Press release from UNC Asheville:
Appalachian studies scholar William H. Turner will discuss the local and regional roots of the Civil Rights Movement in a free public talk at 6 p.m. on Thursday, Feb. 22 in UNC Asheville’s Humanities Lecture Hall.
Turner’s talk, The Appalachian Origins of the Modern Civil Rights Movement in the USA, will explore several key spaces, places, people and events in Appalachia that sparked and nourished the movement, and to focus locally, he will draw upon the 2016 master’s thesis, The Civil Rights Movement in Asheville, N.C., by Patrick S. Parker at Appalachian State University.

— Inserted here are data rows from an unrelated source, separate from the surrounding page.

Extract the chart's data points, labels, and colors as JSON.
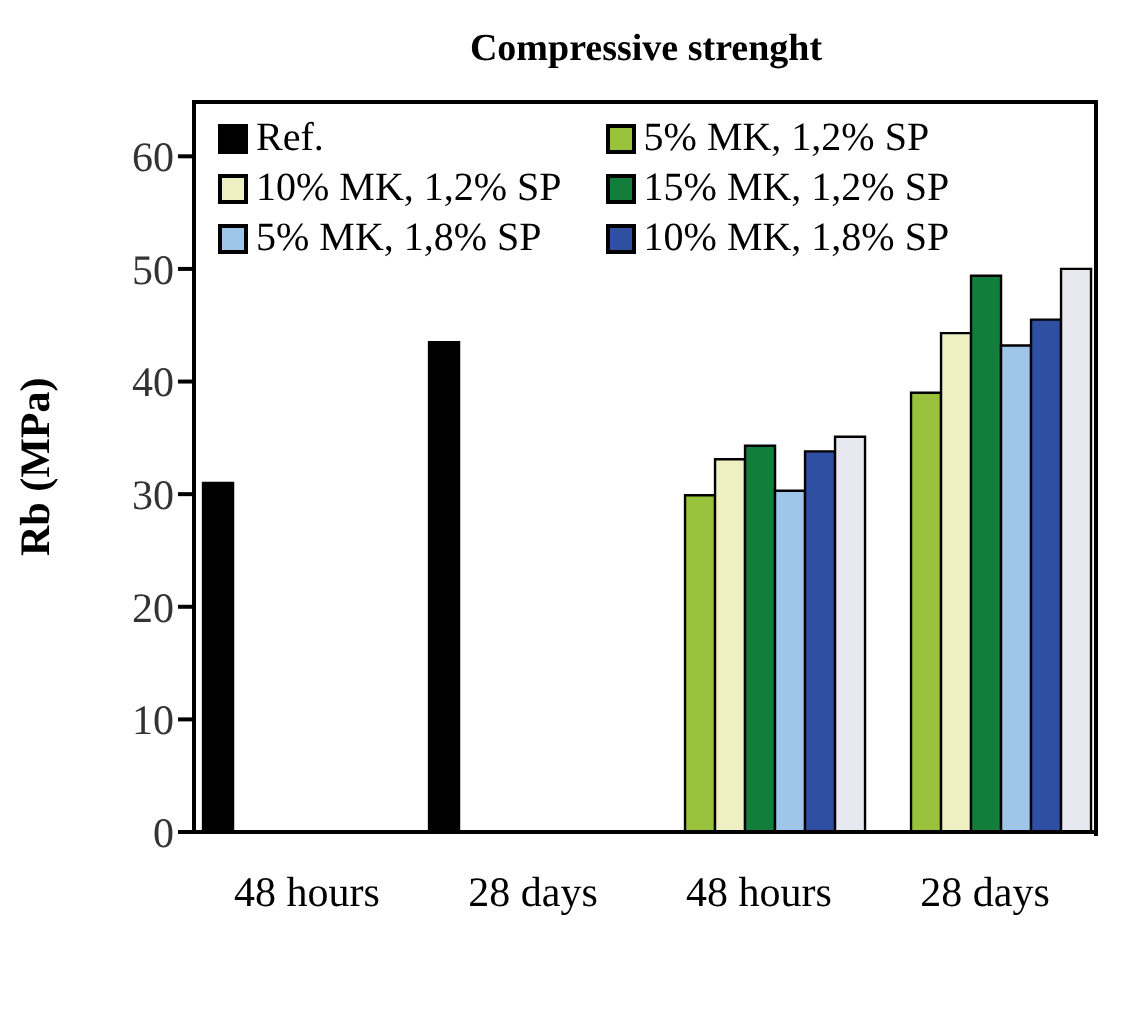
{
  "chart_data": {
    "type": "bar",
    "title": "Compressive strenght",
    "ylabel": "Rb (MPa)",
    "categories": [
      "48 hours",
      "28 days",
      "48 hours",
      "28 days"
    ],
    "series": [
      {
        "name": "Ref.",
        "color": "#000000",
        "values": [
          31,
          43.5,
          null,
          null
        ]
      },
      {
        "name": "5% MK, 1,2% SP",
        "color": "#99c33c",
        "values": [
          null,
          null,
          29.9,
          39
        ]
      },
      {
        "name": "10% MK, 1,2% SP",
        "color": "#eef0c4",
        "values": [
          null,
          null,
          33.1,
          44.3
        ]
      },
      {
        "name": "15% MK, 1,2% SP",
        "color": "#137d3c",
        "values": [
          null,
          null,
          34.3,
          49.4
        ]
      },
      {
        "name": "5% MK, 1,8% SP",
        "color": "#9fc5e8",
        "values": [
          null,
          null,
          30.3,
          43.2
        ]
      },
      {
        "name": "10% MK, 1,8% SP",
        "color": "#2f4fa2",
        "values": [
          null,
          null,
          33.8,
          45.5
        ]
      },
      {
        "color": "#e8e8f0",
        "values": [
          null,
          null,
          35.1,
          50
        ]
      }
    ],
    "ylim": [
      0,
      65
    ],
    "yticks": [
      0,
      10,
      20,
      30,
      40,
      50,
      60
    ],
    "grid": false,
    "legend": "top"
  }
}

Turner was a research associate to Alex Haley, author of the Pulitzer Prize winner “Roots,” and was described by Haley as the man who “knows more about black people in the mountains of the American South than anyone in the world.”
Now on the faculty at Prairie View A&M University in Texas, Turner is research scientist leader of the university’s Social Systems and Allied Research unit, established in 2015 to bring together the analytics on underserved groups of Texans including the economically insecure and long-term impoverished.
A native of Harlan County, Kentucky, Turner earned his master’s and doctoral degrees in sociology and anthropology at Notre Dame University. He then held post-doctoral appointments through the National Academy of Sciences, sponsored by the Ford Foundation at the Center for the Study of Civil Rights and Race Relations at Duke University; the Robert R. Moton Center for Independent Studies at the University of Pennsylvania; and the National Center for Education Statistics, hosted by the Institute for Educational Leadership at The George Washington University.
Turner was inducted into the Kentucky Civil Rights Hall of Fame in 2007 and was given Kentucky’s Martin Luther King Jr. Citizenship Award. In 2009, the Appalachian Studies Association gave Turner its highest honor – the Cratis D. Williams/James S. Brown Service Award.